What the headlines bury, and what officials refuse to admit, is what may be fueling this from the shadows. Beijing. Whispers from intelligence circles say China is quietly providing over-the-horizon targeting support to the Houthis. Not openly, not officially. But enough to tilt the battlefield. Enough to keep the fire burning. And the timing is no coincidence. With the U.S. stretched thin and divided at home, the door is wide open for proxy chaos.
Ask yourself why a ragtag militia suddenly has the precision to strike moving warships. Ask why their targeting improved overnight. Then ask who gains from more chaos in the Red Sea. The answer won’t come from the State Department.
This is about control. This is about routes, oil, and leverage. The Bab el-Mandeb strait sees nearly 10 percent of the world’s trade. Disrupt that, and you don’t just choke off shipping lanes. You send ripple effects into global energy markets. Into supply chains. Into inflation. Into the daily cost of living.
This is not just Yemen’s war anymore. It is part of the wider unraveling. The world order that held together with duct tape and brute force since the Cold War is fraying at the edges. The superpowers now operate through proxies and shadows. Meanwhile, civilians die in the open.
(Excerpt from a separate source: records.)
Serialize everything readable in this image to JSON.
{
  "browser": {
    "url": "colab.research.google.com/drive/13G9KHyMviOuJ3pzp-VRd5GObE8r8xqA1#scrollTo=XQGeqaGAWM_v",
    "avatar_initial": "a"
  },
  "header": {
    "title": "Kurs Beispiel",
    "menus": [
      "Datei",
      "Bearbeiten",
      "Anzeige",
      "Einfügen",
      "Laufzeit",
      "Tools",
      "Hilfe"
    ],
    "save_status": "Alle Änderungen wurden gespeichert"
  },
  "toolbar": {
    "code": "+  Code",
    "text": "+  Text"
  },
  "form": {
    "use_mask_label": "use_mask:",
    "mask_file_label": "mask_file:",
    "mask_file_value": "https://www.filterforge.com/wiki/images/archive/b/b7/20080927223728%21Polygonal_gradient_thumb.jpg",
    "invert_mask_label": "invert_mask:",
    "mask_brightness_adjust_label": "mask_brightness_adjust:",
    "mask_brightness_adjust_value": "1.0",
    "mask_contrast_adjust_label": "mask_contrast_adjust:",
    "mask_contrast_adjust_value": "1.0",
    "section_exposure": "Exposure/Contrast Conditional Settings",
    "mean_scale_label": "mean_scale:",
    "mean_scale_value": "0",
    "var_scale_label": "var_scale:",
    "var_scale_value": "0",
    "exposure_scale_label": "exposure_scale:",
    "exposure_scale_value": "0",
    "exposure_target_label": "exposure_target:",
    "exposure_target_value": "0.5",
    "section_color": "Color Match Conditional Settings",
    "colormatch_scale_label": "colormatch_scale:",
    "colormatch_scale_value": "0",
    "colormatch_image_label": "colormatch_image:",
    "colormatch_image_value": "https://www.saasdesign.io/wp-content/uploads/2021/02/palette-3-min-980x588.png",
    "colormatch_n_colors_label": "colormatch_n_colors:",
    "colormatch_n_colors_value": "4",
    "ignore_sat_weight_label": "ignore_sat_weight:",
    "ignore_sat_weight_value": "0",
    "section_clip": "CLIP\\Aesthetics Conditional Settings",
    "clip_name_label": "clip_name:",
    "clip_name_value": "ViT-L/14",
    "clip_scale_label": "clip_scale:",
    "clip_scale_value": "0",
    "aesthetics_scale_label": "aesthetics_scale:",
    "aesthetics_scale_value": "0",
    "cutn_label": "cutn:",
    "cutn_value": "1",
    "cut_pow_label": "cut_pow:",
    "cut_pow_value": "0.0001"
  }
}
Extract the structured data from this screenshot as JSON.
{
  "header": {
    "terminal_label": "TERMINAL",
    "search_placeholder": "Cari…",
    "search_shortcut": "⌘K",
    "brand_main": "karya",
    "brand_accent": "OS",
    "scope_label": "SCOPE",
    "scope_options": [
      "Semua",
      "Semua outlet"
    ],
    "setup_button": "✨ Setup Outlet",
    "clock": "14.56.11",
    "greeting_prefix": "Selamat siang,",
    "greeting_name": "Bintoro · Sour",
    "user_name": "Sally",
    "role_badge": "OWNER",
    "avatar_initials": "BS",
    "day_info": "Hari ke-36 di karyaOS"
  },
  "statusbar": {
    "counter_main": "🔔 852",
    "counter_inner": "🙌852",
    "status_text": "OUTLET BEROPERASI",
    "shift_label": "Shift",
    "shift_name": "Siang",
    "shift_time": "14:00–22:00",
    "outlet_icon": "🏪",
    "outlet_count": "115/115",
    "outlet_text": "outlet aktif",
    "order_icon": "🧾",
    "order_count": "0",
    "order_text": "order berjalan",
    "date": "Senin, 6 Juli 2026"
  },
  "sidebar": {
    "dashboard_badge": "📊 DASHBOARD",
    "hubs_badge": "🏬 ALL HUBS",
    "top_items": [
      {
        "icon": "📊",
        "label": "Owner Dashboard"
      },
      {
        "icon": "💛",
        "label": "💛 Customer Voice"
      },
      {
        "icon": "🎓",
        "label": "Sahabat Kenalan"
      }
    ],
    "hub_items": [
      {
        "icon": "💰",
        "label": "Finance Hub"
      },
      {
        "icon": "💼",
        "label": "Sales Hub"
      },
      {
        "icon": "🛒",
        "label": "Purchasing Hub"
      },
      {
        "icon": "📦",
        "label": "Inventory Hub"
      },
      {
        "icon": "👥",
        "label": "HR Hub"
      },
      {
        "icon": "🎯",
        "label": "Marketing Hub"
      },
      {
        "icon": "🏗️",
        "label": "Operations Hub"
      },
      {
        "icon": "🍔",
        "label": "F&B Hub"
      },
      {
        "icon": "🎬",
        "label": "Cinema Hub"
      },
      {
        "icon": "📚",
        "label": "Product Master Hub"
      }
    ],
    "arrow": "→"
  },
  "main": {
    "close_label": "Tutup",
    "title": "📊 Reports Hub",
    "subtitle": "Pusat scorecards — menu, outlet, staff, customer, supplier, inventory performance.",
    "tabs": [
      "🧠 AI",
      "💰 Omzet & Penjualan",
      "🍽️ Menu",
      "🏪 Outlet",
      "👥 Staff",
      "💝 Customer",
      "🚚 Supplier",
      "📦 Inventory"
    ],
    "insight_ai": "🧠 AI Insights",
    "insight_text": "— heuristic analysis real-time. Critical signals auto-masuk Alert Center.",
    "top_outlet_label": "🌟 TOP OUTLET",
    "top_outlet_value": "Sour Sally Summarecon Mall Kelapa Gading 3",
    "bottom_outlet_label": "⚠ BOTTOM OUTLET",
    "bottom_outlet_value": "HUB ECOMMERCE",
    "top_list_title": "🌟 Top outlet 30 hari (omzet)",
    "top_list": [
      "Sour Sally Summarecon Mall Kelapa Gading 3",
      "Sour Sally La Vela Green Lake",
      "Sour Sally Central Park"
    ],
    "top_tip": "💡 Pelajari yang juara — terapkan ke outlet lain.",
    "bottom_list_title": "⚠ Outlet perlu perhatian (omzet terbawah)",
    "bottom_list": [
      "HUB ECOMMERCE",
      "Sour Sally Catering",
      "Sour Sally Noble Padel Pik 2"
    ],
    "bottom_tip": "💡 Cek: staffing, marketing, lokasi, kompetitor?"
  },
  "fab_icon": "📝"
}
Washington claims this is about stopping terrorism. That sounds noble, until you remember that the U.S. has now bombed at least ten different countries in the past two decades under the same banner. Each time, the situation worsens. Each time, the blowback grows stronger.
And now here we are again. New bombs. Old excuses. Same blood on the sand.
If China is backing the Houthis, even indirectly, then we are playing a far more dangerous game than the Pentagon admits. This is how wars used to start. With alliances made in secret, missiles launched in silence, and the public told after the fact.